I went through a long interview process for an Engineering Manager / Product & Platform type role at Enpal.
The process included several stages:
1. Initial hiring manager conversation
2. Additional engineering manager / peer-style conversations
3. Final onsite interview
4. Later re-contact for a different Senior Software Engineer-type role after the original process was closed
The people I spoke with were mostly friendly and professional, and I received several positive signals during the process. The conversations themselves were generally interesting and covered a broad mix of
technical, leadership, product, and culture topics.
The final onsite was quite extensive and included multiple parts:
- live coding
- system design
- product / business discussion
- culture and technical leadership discussion
Example topics/questions included:
- discussing management experience and expectations from a product manager partner
- solving a coding problem around maximizing profit from buy/sell prices, including complexity and API design considerations
- designing a 1:1 live chat system, including real-time delivery, message history, WebSocket/Kafka tradeoffs, and future attachment support
- discussing collaboration between data engineers and data scientists
- talking about metrics, SLI/SLOs, GDPR-aware data architecture, and cross-functional ownership
Overall, the interview content was relevant and reasonably senior. The issue was not the interviewers themselves, but the coordination and internal alignment around the role.

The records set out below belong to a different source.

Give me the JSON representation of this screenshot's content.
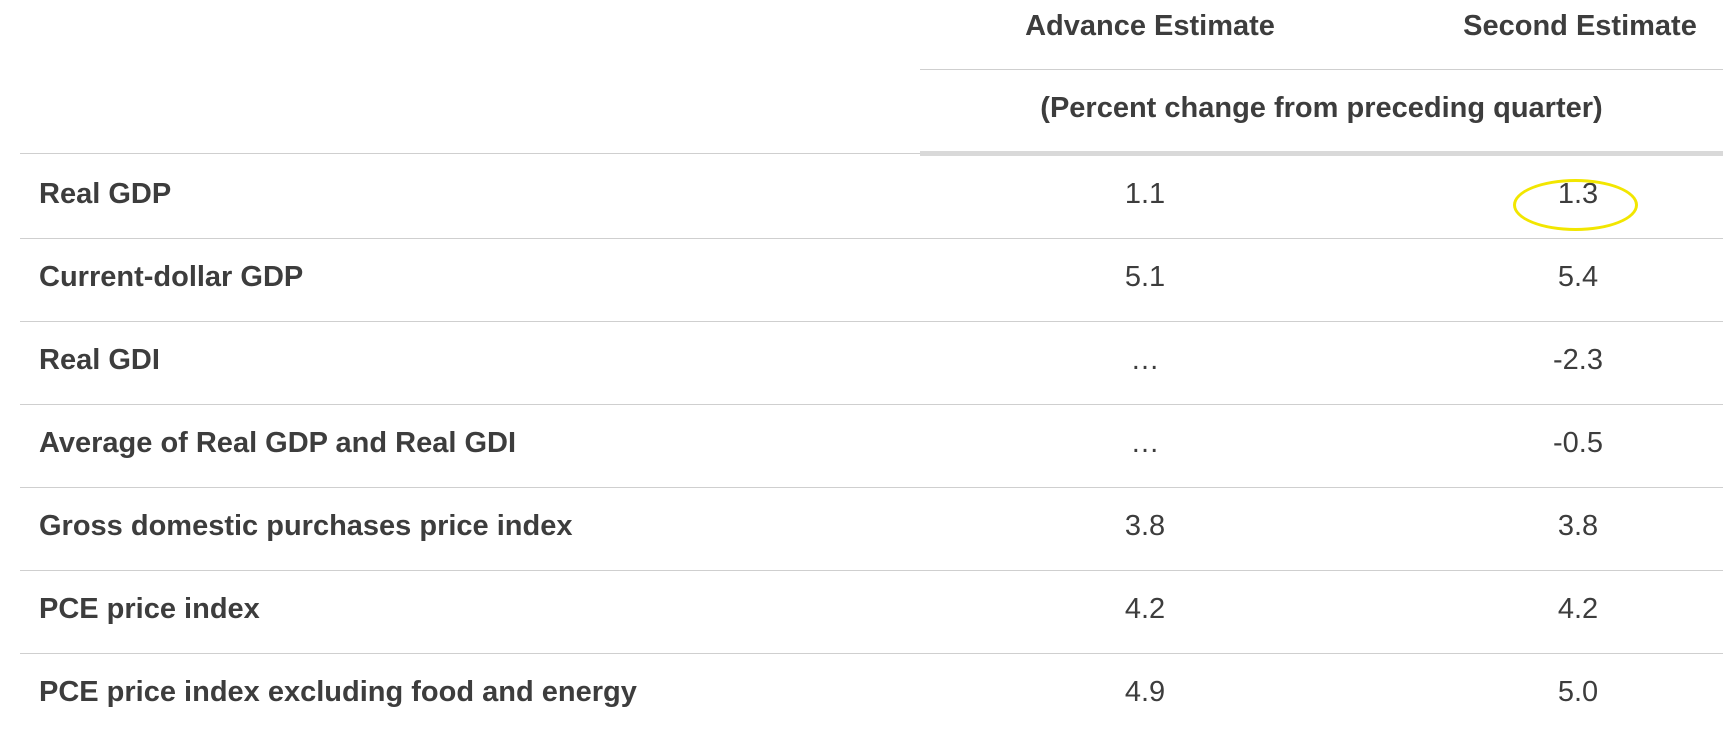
{
  "table": {
    "columns": {
      "advance": "Advance Estimate",
      "second": "Second Estimate"
    },
    "subheader": "(Percent change from preceding quarter)",
    "rows": [
      {
        "label": "Real GDP",
        "advance": "1.1",
        "second": "1.3"
      },
      {
        "label": "Current-dollar GDP",
        "advance": "5.1",
        "second": "5.4"
      },
      {
        "label": "Real GDI",
        "advance": "…",
        "second": "-2.3"
      },
      {
        "label": "Average of Real GDP and Real GDI",
        "advance": "…",
        "second": "-0.5"
      },
      {
        "label": "Gross domestic purchases price index",
        "advance": "3.8",
        "second": "3.8"
      },
      {
        "label": "PCE price index",
        "advance": "4.2",
        "second": "4.2"
      },
      {
        "label": "PCE price index excluding food and energy",
        "advance": "4.9",
        "second": "5.0"
      }
    ]
  },
  "annotation": {
    "highlighted_cell": "Real GDP — Second Estimate",
    "color": "#f2e600"
  }
}
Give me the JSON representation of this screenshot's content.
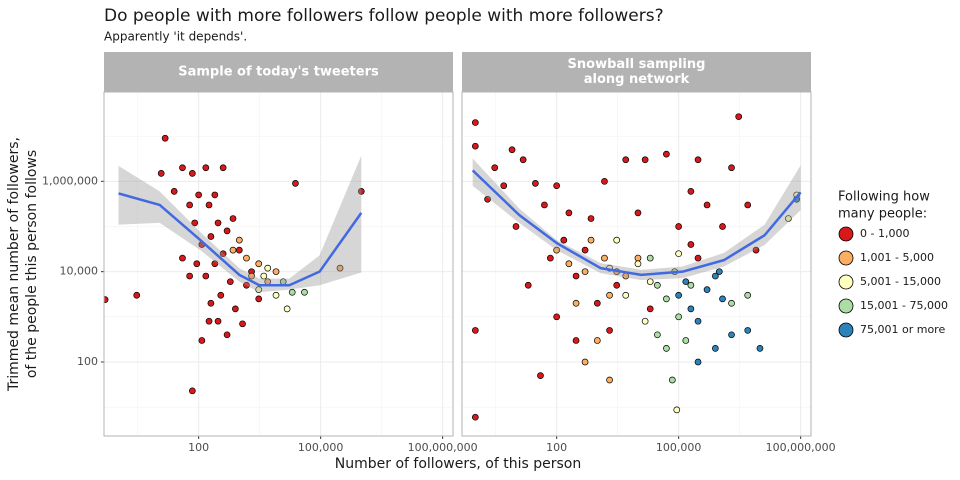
{
  "title": "Do people with more followers follow people with more followers?",
  "subtitle": "Apparently 'it depends'.",
  "x_label": "Number of followers, of this person",
  "y_label": [
    "Trimmed mean number of followers,",
    "of the people this person follows"
  ],
  "legend": {
    "title": [
      "Following how",
      "many people:"
    ],
    "position": "right"
  },
  "axes": {
    "x_log": true,
    "y_log": true,
    "grid": true,
    "xlim": [
      0.47,
      180000000
    ],
    "ylim": [
      2.3,
      95000000
    ],
    "xticks": [
      100,
      {
        "value": 100000,
        "label": "100,000"
      },
      {
        "value": 100000000,
        "label": "100,000,000"
      }
    ],
    "yticks": [
      100,
      {
        "value": 10000,
        "label": "10,000"
      },
      {
        "value": 1000000,
        "label": "1,000,000"
      }
    ],
    "xticks_minor": [
      3.162,
      3162,
      3162278
    ],
    "yticks_minor": [
      10,
      1000,
      100000,
      10000000
    ]
  },
  "chart_data": [
    {
      "type": "scatter",
      "title": [
        "Sample of today's tweeters"
      ],
      "series": [
        {
          "name": "0 - 1,000",
          "color": "#d7191c",
          "x": [
            0.5,
            3,
            15,
            12,
            25,
            40,
            40,
            60,
            70,
            70,
            80,
            100,
            120,
            150,
            150,
            180,
            200,
            200,
            250,
            250,
            300,
            300,
            350,
            400,
            400,
            500,
            500,
            600,
            700,
            800,
            1000,
            1200,
            1500,
            2000,
            3000,
            120,
            180,
            60,
            90,
            24000,
            1000000
          ],
          "y": [
            2400,
            3000,
            9000000,
            1500000,
            600000,
            2000000,
            20000,
            300000,
            1500000,
            23,
            120000,
            500000,
            40000,
            2000000,
            8000,
            300000,
            60000,
            2000,
            15000,
            500000,
            800,
            120000,
            3000,
            25000,
            2000000,
            400,
            80000,
            6000,
            150000,
            1500,
            30000,
            700,
            5000,
            10000,
            2500,
            300,
            800,
            8000,
            15000,
            900000,
            600000
          ]
        },
        {
          "name": "1,001 - 5,000",
          "color": "#fdae61",
          "x": [
            700,
            1000,
            1500,
            2000,
            3000,
            5000,
            8000,
            300000
          ],
          "y": [
            30000,
            50000,
            20000,
            8000,
            15000,
            6000,
            10000,
            12000
          ]
        },
        {
          "name": "5,001 - 15,000",
          "color": "#ffffbf",
          "x": [
            3000,
            5000,
            8000,
            15000,
            4000
          ],
          "y": [
            4000,
            12000,
            3000,
            1500,
            8000
          ]
        },
        {
          "name": "15,001 - 75,000",
          "color": "#abdda4",
          "x": [
            20000,
            40000,
            12000
          ],
          "y": [
            3500,
            3500,
            6000
          ]
        },
        {
          "name": "75,001 or more",
          "color": "#2b83ba",
          "x": [],
          "y": []
        }
      ],
      "smooth": {
        "color": "#4169e1",
        "x": [
          1.07,
          11,
          110,
          1000,
          3100,
          17000,
          94000,
          1000000
        ],
        "y": [
          540000,
          300000,
          50000,
          8500,
          5000,
          5000,
          10000,
          200000
        ],
        "lower": [
          110000,
          120000,
          30000,
          6000,
          3500,
          4000,
          5000,
          9600
        ],
        "upper": [
          2200000,
          600000,
          75000,
          12000,
          7000,
          7000,
          23000,
          3700000
        ]
      }
    },
    {
      "type": "scatter",
      "title": [
        "Snowball sampling",
        "along network"
      ],
      "series": [
        {
          "name": "0 - 1,000",
          "color": "#d7191c",
          "x": [
            1,
            1,
            1,
            1,
            2,
            3,
            5,
            8,
            10,
            15,
            20,
            30,
            40,
            50,
            70,
            100,
            100,
            150,
            200,
            300,
            300,
            500,
            700,
            1000,
            1500,
            2000,
            3000,
            5000,
            10000,
            15000,
            20000,
            50000,
            100000,
            200000,
            300000,
            500000,
            3000000,
            1200000,
            2000000,
            5000000,
            8000000,
            300000,
            200000
          ],
          "y": [
            20000000,
            6000000,
            500,
            6,
            400000,
            2000000,
            800000,
            5000000,
            100000,
            3000000,
            5000,
            900000,
            50,
            300000,
            20000,
            800000,
            1000,
            50000,
            200000,
            8000,
            300,
            30000,
            150000,
            2000,
            1000000,
            500,
            5000,
            3000000,
            200000,
            3000000,
            1500,
            4000000,
            100000,
            600000,
            20000,
            300000,
            27000000,
            100000,
            2000000,
            300000,
            30000,
            3000000,
            40000
          ]
        },
        {
          "name": "1,001 - 5,000",
          "color": "#fdae61",
          "x": [
            100,
            200,
            300,
            500,
            700,
            1000,
            1500,
            2000,
            3000,
            5000,
            10000,
            500,
            2000
          ],
          "y": [
            30000,
            15000,
            2000,
            10000,
            50000,
            300,
            20000,
            3000,
            10000,
            8000,
            20000,
            100,
            40
          ]
        },
        {
          "name": "5,001 - 15,000",
          "color": "#ffffbf",
          "x": [
            2000,
            3000,
            5000,
            10000,
            20000,
            15000,
            100000,
            90000,
            80000000,
            50000000
          ],
          "y": [
            12000,
            50000,
            3000,
            15000,
            6000,
            800,
            25000,
            8.7,
            500000,
            150000
          ]
        },
        {
          "name": "15,001 - 75,000",
          "color": "#abdda4",
          "x": [
            20000,
            30000,
            50000,
            80000,
            30000,
            50000,
            70000,
            100000,
            2000000,
            5000000,
            200000,
            150000
          ],
          "y": [
            20000,
            5000,
            2500,
            10000,
            400,
            200,
            40,
            1000,
            2000,
            3000,
            5000,
            300
          ]
        },
        {
          "name": "75,001 or more",
          "color": "#2b83ba",
          "x": [
            100000,
            150000,
            200000,
            300000,
            500000,
            800000,
            1200000,
            2000000,
            5000000,
            10000000,
            300000,
            1000000,
            800000,
            80000000
          ],
          "y": [
            3000,
            6000,
            1500,
            800,
            4000,
            200,
            2500,
            400,
            500,
            200,
            100,
            10000,
            8000,
            400000
          ]
        }
      ],
      "smooth": {
        "color": "#4169e1",
        "x": [
          0.86,
          12,
          100,
          1200,
          12000,
          125000,
          1300000,
          13000000,
          100000000
        ],
        "y": [
          1750000,
          180000,
          43000,
          12000,
          8500,
          10000,
          18000,
          64000,
          570000
        ],
        "lower": [
          800000,
          120000,
          30000,
          9300,
          6500,
          7200,
          13000,
          39000,
          230000
        ],
        "upper": [
          3200000,
          250000,
          50000,
          15500,
          11000,
          13000,
          26000,
          110000,
          2250000
        ]
      }
    }
  ]
}
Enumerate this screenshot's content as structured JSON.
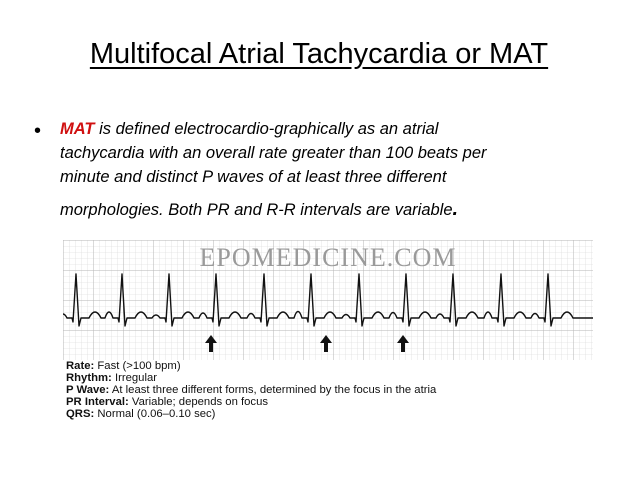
{
  "slide": {
    "title": "Multifocal Atrial Tachycardia or MAT",
    "bullet": {
      "keyword": "MAT",
      "line1_rest": " is defined electrocardio-graphically as an atrial",
      "line2": "tachycardia with an overall rate greater than 100 beats per",
      "line3": "minute and distinct P waves of at least three different",
      "line4": "morphologies. Both PR and R-R intervals are variable",
      "end_mark": "."
    }
  },
  "figure": {
    "watermark": "EPOMEDICINE.COM",
    "arrow_count": 3,
    "grid_color": "#c9c9c9",
    "trace_color": "#111111",
    "criteria": [
      {
        "label": "Rate:",
        "value": " Fast (>100 bpm)"
      },
      {
        "label": "Rhythm:",
        "value": " Irregular"
      },
      {
        "label": "P Wave:",
        "value": " At least three different forms, determined by the focus in the atria"
      },
      {
        "label": "PR Interval:",
        "value": " Variable; depends on focus"
      },
      {
        "label": "QRS:",
        "value": " Normal (0.06–0.10 sec)"
      }
    ]
  }
}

After the final onsite, I had to wait about a week for the final decision. I was then told the company moved forward with another candidate who was a closer fit for that specific role, while also receiving
positive feedback about my technical and personal impression. That part was understandable.
What made the experience frustrating was what happened afterwards. Around three weeks later, Enpal contacted me again themselves about a different role. The message was not just a generic “let’s stay in touch”
conversation. I was told that they would like to make me an offer if I was open to considering an IC role instead of the Engineering Manager role.
I said that an IC role could be suitable for me, depending on scope, level, compensation, and growth path. We then discussed a Senior Software Engineer-type position, compensation expectations, and whether the
role could be adjusted toward a more senior / Staff-level path. This created the clear impression that there was a real alternative opportunity being explored and that an offer was being considered.
After that second conversation, I again had to wait about a week for a final decision. Eventually, the process was closed again after “final internal alignment” with the team.
My main feedback is that Enpal should clarify role scope, level, compensation range, hiring ownership, and internal direction before re-engaging candidates after a closed process, especially when the conversation
is framed around a potential offer. Reopening a process before those points are aligned creates unnecessary uncertainty and takes up significant candidate time and mental energy.
In short:
- Good people interactions
- Interesting and relevant interview topics
- Strong technical and leadership evaluation
- But weak process clarity, inconsistent role alignment, repeated waiting periods after final-stage discussions, and poor coordination after the original process was closed
- Most frustratingly, the process was reopened by Enpal with an offer-oriented conversation, only to be closed again after internal alignment
For senior candidates, especially those already in other active processes, this kind of uncertainty matters. A company should not re-engage a candidate for a new role, especially with offer-oriented language,
unless the role, level, scope, compensation range, and decision process are already internally clear.